对峙
纪玉怀揽过人遮在身后,目光看向脸上巴掌印未淡的人,须臾后嘴角似是微动。
来者无言,映在陈巍垣眼里却端的是明晃晃的挑衅,现在这般情形,仿佛他才是那个陌生的局外人。
“不过就是卖了几个破石头,”黑漆漆的枪口对准这个早就该死的人,“真以为我不敢动你。”
后背多了些触感,似乎是为了让身后人安心,纪玉怀缓缓说道:“君子不强人所难,陈参领应是也不想贸然唐突佳人。”
“而且,我想陈老都统今天收到的惊喜已经够多了。”
眼见陈巍垣的脸色越来越沈,身后人就要上前,男人微微向后压手。
不远处老管家喘着气跑过来:“少爷!老爷找您……尹小姐,纪少爷。”
“是太老爷那边……”
刚才看到少爷还举着枪,氛围有些不好,事态紧急,管家忙接着道:“您还是赶紧过去瞧瞧吧。”
看老奴的神色不似作假,片刻后陈巍垣收了枪。
“凝凝,我们的事,日后再谈。”
没再等答覆,看了一眼对面男人胳膊上刺眼的雪色,带着管家回身离开。
“纪少爷,这次真是多谢你。”
女人靡柔的声音仿佛揉碎了一般散在空气中:“真是抱歉,又让你被置於这般境地。”
看着微垂着头面露愧色的丽容,男人温尔一笑:“尹小姐言重了,倒是也没帮上什么,而且托尹小姐的福,不久前还有幸开了些眼界。”
疚意似乎就要压垮这张玉颜,纪玉怀终是再次出言调缓。
“再者,纪某也实在不忍佳人受难。”
话音刚落,便见面前人耳上漫了粉雾,似是没忍住调侃擡头看来。
美人薄醉,双颊带春,眼波点雾,又散着一股子嗔意,勾得人指尖微动。
过了两瞬,男人突然道:“不知尹小姐,可情愿你我婚约之事?”
看着有些微楞的水眸,男人撇去一丝神绪悠想道,如此惑人月色,总不能单只一人被扰了心神。
“……单凭父母做主。”
霞色晕上了玉白的耳珠,微颤的眼睫泄露了主人的乱绪。
男人低垂的眼尾染上笑意,温声道:“原是如此。”
月光下的二人似乎融进了静谧的画中,那边廊道忽然有人伸头,周遭的景色又流动了起来。
果然,在看到要找的贵客之后,那人眼睛一亮,几步跑到跟前。
原来是尹家老爷看纪少东家出去时间太久,担心有异,派人出来查看。
“既是父亲派人寻来,纪少爷就先过去吧,我过会儿便回席。”尹曼凝出声道。
“宴会人多眼杂,不如让这位家仆陪护着。”
得了人浅笑应声,男人转身回了宴席。
等到修长身影消失在拐角,一道柔声响起:“长宁,你先回我娘那边吧,我去更衣室拿个东西便回了。”

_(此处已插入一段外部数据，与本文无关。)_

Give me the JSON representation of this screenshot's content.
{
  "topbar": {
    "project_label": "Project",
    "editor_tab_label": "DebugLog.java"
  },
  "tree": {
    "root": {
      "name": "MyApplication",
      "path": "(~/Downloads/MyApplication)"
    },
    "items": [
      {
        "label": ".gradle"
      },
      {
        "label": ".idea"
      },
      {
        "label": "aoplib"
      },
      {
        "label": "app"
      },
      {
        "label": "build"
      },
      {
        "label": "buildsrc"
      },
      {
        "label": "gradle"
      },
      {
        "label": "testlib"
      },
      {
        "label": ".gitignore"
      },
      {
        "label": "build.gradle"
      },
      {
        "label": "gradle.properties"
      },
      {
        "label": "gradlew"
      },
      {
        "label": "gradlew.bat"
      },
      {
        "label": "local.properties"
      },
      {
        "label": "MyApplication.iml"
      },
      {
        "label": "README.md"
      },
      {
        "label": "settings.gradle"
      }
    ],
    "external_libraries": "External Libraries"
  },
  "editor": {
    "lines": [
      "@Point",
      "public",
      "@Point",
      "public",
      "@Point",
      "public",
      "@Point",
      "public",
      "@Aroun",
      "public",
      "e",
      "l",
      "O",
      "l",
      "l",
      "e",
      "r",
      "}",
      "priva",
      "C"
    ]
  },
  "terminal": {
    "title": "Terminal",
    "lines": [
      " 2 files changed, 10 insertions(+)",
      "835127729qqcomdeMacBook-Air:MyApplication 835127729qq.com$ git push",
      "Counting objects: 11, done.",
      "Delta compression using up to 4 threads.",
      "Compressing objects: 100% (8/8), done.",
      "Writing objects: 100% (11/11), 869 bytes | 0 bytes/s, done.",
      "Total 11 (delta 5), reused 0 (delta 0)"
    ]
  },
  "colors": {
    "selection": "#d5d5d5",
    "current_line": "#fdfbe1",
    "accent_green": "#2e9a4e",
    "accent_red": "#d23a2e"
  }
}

长宁张了张嘴,但看了看小姐,没敢再说什么,弯腰告退了。
女人站在原地没有动,半晌侧脸看向窗外,月光洒在美人面上,淡漠出尘。
“尹姐姐?”从身后传来一道语气不定的声音。
尹曼凝转过身,见来人露出一抹笑意:“小安,好久不见了。”
陈安快步走到跟前:“尹姐姐,好久不见。上次你说的那本典籍我找着了,不过可惜,我今天没带,你什么时候有空,我把书拿给你。”
任谁听到都会觉得这是关系多么亲密的一对姐弟,倒也确实是弟弟,不过却是刚刚举枪那位的。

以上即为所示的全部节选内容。